The female lead of the Wonder Woman film (Gal Gadot) said that the director should be credited for not turning the Wonder Woman movie into a ballbuster. Although, it would not have taken much to convert the movie into something of that nature. Patty Jenkins made sure to capture different focus points in the movie. And with her directing experience, she created Wonder Woman to be a loving, compassionate, confident, and gentle superhero who could also take on any challenge. Wonder Woman can be very relatable in so many ways.
Patty Jenkins said that her emboldened apprehension applies to both real Hollywood machinery and mythic fiction. According to Jenkins, her mother was a second-wave feminist, and the way she was raised, she was both aware of the existence of sexism but that she was free to do whatever she wanted.
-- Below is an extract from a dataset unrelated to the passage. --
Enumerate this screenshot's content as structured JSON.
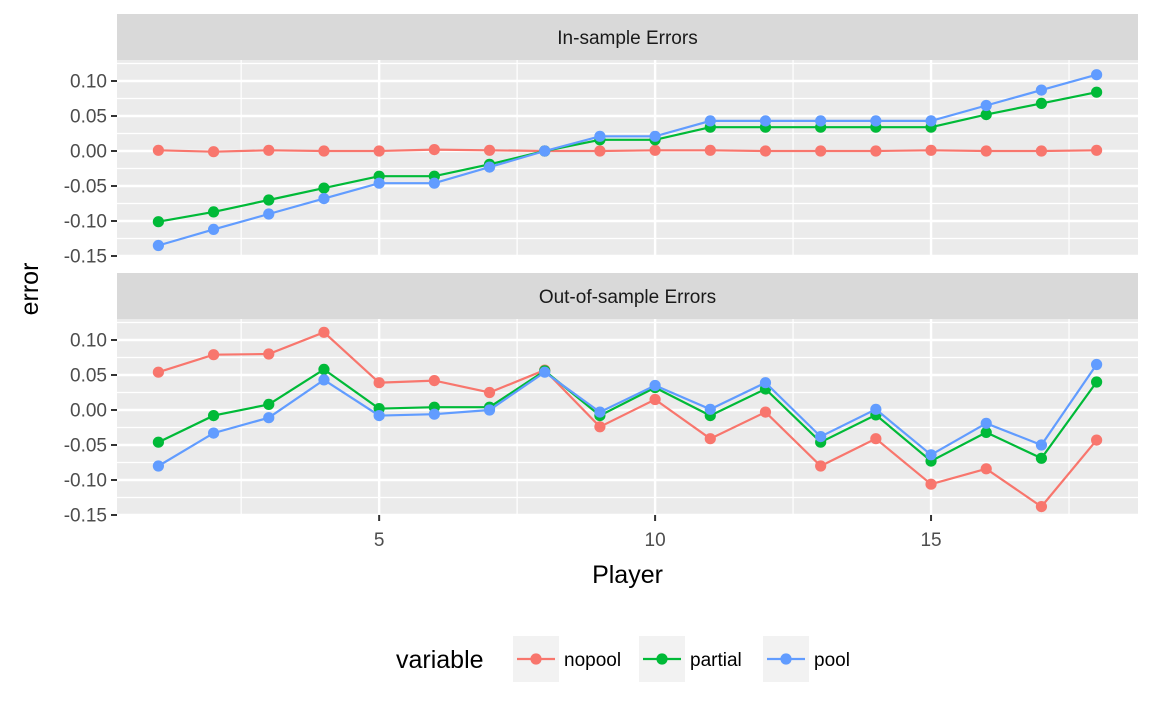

Jenkins once said that she’s sure there’s a history of belief that certain jobs are masculine, but the idea that the position of a director should fall into that category was confusing. She said it felt like a natural job for a woman. According to her, it is very maternal in a way, since it means caretaking all these sorts of things. Jenkins said that seeing Lynda Carter in the 70’s was a big deal for her when she was growing up. Patty Jenkins believes that one of the reasons it happened was because she liked Diana while growing up.
As Jenkins gets mostly positive feedback for “Wonder Woman,” she feels affirmed in hewing to her egalitarian outlook. She doesn’t see wonder woman as a female film, but instead, she sees her as a major female superhero. Jenkins also stresses the difference between choosing to be on the front lines as a prominent activist and creating empowering work.
Meanwhile, Jenkins advises young women filmmakers not to give attention to the systematic bias in filmmaking. She doesn’t believe that asking “how to make it as a female filmmaker” helps in anyway. She believes that the sexism is real and women are only more powerful when they continue forging ahead.